Changing a schema is an easy operation with metainformation that does not require reading data. To change a schema, use the alter_table command.
The schema of an empty table can be changed in a random manner. For non-empty tables, there are several allowed schema change scenarios:

Adding a non-key column to a strict schema: strict = %true;
Adding a key column to the end of the key in a strict schema: strict = %true;
Deleting a column from a non-strict schema: strict = %false;
Converting a schema from strict (strict = %true) to non-strict (strict = %false).

Other schema changes are prohibited, because they require data revalidation and such changes can be made through Merge or Map operations.

There are a number of restrictions on changing the schema:

Changing the schema does not necessarily result in changing the contents of the table. For example, changing the strict attribute of the table from false to true requires checking that each row in the table contains only the values related to the columns mentioned in the schema and such a check is equivalent to reading the table completely.
You cannot delete columns if strict = true: there is no way to clear the corresponding value in each row. You cannot add columns if strict = false: when adding a column of a certain type, you cannot be sure that there are no rows in the table that already contain a value corresponding to this column, and this value may already belong to a different data type.
You cannot delete key columns from the middle, because this can potentially violate the sort order.
You cannot enter new computed columns or change the expression or aggregate function of existing columns, because this would require recomputing all rows in the table. But, for example, you can delete the last key columns, because this only weakens the sorting condition for future insertions without changing it for the existing set of rows.

Examples of working with a schema

Reading a schema

CLI

yt --proxy <cluster-name> get //home/tutorial/links_sorted_schematized/@schema

Python

yt.get("//home/tutorial/links_sorted_schematized/@schema")

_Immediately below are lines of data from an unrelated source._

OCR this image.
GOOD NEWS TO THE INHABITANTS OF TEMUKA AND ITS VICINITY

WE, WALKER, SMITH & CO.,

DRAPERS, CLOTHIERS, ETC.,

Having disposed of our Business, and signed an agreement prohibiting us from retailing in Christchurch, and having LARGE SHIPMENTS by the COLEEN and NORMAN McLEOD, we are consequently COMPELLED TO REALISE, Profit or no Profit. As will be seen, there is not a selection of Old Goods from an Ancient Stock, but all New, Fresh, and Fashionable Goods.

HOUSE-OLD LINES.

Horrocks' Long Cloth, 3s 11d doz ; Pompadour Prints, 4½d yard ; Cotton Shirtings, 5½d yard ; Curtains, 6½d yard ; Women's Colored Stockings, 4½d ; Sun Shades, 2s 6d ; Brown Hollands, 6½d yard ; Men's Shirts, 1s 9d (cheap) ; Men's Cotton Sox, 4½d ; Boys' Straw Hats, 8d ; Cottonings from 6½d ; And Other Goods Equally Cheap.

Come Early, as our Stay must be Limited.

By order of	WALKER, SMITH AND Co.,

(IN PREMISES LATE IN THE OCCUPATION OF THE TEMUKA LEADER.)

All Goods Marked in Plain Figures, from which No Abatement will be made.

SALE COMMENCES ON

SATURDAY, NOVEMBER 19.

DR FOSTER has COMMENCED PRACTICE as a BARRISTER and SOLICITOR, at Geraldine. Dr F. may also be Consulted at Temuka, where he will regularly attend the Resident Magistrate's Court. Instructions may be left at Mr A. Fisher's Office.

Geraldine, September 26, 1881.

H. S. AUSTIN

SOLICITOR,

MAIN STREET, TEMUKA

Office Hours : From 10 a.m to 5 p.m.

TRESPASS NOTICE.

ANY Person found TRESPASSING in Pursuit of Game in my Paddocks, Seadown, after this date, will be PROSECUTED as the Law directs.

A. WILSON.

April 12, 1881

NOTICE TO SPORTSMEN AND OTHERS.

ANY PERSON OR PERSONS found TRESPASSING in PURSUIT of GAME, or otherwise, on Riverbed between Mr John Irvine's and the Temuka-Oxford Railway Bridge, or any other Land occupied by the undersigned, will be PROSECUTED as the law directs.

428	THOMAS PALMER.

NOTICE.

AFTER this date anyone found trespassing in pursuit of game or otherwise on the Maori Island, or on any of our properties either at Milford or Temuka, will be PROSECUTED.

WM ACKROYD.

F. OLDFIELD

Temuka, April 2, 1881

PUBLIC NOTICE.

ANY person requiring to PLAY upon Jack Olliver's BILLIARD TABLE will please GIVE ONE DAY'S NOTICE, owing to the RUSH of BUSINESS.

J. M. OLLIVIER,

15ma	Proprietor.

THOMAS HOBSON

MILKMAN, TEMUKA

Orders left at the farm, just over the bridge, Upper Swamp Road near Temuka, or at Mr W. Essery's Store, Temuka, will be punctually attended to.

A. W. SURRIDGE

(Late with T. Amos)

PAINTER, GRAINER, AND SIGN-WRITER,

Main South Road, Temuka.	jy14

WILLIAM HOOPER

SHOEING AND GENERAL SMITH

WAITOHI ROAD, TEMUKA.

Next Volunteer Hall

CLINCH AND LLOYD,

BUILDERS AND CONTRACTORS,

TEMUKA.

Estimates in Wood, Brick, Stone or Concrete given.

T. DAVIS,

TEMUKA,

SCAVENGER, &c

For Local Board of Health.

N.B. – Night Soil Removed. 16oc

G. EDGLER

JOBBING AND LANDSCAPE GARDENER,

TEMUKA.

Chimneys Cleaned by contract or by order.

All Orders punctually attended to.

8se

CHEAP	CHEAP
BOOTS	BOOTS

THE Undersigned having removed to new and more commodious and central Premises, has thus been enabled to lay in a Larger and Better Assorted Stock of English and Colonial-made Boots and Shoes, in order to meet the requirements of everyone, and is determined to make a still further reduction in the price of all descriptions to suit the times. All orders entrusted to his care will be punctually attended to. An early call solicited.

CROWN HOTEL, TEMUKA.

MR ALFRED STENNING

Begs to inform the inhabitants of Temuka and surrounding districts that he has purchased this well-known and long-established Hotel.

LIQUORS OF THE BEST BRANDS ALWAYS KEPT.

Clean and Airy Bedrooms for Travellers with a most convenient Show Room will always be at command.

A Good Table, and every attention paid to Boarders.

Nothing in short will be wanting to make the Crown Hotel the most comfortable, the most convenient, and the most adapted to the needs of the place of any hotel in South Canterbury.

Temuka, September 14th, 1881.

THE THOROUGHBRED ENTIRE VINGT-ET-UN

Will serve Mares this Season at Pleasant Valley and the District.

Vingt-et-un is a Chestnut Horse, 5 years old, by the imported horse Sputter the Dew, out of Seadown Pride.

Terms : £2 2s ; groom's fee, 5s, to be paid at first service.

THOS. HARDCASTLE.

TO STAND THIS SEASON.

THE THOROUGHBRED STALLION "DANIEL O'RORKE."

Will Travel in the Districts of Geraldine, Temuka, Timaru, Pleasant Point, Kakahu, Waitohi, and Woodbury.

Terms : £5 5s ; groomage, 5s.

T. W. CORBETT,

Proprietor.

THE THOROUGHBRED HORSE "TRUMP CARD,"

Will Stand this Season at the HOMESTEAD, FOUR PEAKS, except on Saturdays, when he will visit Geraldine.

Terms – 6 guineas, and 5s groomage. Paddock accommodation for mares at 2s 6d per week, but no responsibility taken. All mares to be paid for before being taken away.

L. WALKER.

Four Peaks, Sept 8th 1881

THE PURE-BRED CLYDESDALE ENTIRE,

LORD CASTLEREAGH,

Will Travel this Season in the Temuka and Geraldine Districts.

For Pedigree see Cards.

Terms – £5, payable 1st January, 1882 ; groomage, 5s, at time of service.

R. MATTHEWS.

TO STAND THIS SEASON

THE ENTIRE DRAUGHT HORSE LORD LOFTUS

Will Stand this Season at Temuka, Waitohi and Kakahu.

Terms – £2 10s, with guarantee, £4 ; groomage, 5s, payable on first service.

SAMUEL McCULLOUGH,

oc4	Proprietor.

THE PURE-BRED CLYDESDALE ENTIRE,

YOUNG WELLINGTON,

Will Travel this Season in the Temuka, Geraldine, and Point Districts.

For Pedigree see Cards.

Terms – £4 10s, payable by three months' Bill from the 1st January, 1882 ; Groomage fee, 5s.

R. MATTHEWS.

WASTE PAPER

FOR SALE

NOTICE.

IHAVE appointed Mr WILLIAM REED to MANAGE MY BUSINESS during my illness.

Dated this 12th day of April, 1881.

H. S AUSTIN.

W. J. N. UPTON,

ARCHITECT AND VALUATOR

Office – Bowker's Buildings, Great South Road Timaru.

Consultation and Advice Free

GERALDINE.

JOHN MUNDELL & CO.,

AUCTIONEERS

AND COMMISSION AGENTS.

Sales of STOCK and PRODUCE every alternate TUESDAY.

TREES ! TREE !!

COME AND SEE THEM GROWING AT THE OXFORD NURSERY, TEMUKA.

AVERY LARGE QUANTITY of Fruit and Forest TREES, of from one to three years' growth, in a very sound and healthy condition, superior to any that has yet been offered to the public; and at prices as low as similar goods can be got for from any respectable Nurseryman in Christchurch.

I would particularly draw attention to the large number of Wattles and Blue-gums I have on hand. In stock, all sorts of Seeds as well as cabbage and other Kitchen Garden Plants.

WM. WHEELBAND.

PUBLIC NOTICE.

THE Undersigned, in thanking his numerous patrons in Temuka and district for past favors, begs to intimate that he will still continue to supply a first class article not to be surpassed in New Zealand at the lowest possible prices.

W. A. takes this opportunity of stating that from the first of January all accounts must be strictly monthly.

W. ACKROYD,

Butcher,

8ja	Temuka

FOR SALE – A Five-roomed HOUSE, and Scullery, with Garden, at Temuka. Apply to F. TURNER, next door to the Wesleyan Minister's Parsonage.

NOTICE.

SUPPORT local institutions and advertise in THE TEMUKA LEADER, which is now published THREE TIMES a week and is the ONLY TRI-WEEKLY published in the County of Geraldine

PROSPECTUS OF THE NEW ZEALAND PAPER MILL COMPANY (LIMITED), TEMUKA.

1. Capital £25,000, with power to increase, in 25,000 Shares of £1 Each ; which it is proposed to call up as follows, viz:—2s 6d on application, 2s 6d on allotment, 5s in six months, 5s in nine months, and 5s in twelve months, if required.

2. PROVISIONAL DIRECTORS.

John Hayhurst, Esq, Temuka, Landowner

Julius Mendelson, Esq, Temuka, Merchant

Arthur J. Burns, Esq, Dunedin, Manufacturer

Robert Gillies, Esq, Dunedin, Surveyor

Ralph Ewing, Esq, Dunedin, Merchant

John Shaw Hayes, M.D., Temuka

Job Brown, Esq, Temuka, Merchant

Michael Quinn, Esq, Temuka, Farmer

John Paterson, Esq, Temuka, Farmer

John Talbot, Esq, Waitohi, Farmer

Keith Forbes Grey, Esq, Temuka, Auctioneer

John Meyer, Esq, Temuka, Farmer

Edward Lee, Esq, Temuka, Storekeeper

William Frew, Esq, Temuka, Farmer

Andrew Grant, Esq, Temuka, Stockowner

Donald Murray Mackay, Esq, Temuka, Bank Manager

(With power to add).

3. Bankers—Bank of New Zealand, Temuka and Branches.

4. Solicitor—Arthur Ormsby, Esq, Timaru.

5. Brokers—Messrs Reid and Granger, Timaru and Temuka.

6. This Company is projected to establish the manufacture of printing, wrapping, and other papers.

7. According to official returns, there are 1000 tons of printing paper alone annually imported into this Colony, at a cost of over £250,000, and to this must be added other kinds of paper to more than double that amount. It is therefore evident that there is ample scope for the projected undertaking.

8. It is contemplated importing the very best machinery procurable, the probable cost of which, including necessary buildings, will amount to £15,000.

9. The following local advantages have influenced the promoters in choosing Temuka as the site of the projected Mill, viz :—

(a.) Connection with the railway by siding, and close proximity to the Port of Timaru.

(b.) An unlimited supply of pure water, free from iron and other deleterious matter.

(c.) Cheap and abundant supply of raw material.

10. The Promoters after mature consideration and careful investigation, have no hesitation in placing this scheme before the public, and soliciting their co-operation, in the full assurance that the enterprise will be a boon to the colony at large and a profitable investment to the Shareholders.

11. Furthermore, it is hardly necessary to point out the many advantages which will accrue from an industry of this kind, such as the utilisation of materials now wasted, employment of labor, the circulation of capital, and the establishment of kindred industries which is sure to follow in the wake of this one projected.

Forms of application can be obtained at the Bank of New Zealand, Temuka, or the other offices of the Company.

Creating a table with a schema

CLI

yt --proxy <cluster-name> create table //tmp/table --attributes '{schema = [{name = a; type = int64}; {name = b; type = string}]}'

Python

yt.create_table("//tmp/table", attributes={"schema" : [{"name" : "a", "type" : "int64"}, {"name" : "b", "type" : "string"}]})

C++

auto schemaNode = TNode::CreateList()
  .Add(TNode()("name", "a")("type", "int64"))
  .Add(TNode()("name", "b")("type", "string"));
client->Create(
  "//tmp/table",
  NYT::NT_TABLE,
  TCreateOptions().Attributes(TNode()("schema", schemaNode)));

The schema attribute in RichYPath

You can use the @schema attribute of the path when writing data using the write_table command or at the output of MapReduce operations.

CLI

cat data | yt --proxy <cluster-name> write '<schema=[{name = a; type = int64}; {name = b; type = string}]>//tmp/table'

Setting a schema and changing a format for typified and structured data

CLI

# Enable columnar storage format
yt --proxy <cluster-name> set //tmp/table/@optimize_for scan
# Set a new schema and transfer data to the new storage format
yt --proxy <cluster-name> merge --mode ordered --src //tmp/table --dst '<schema=[{name = a; type = int64; sort_order = ascending}; {name = b; type = string}]>//tmp/table' --spec '{schema_inference_mode = from_output; force_transform = %true}'

There are more automatic solutions:

Run the query INSERT INTO "path/to/somewhere" SELECT * FROM "source/table" via YQL. YQL will try to infer the schema by reading the first row or the first few rows.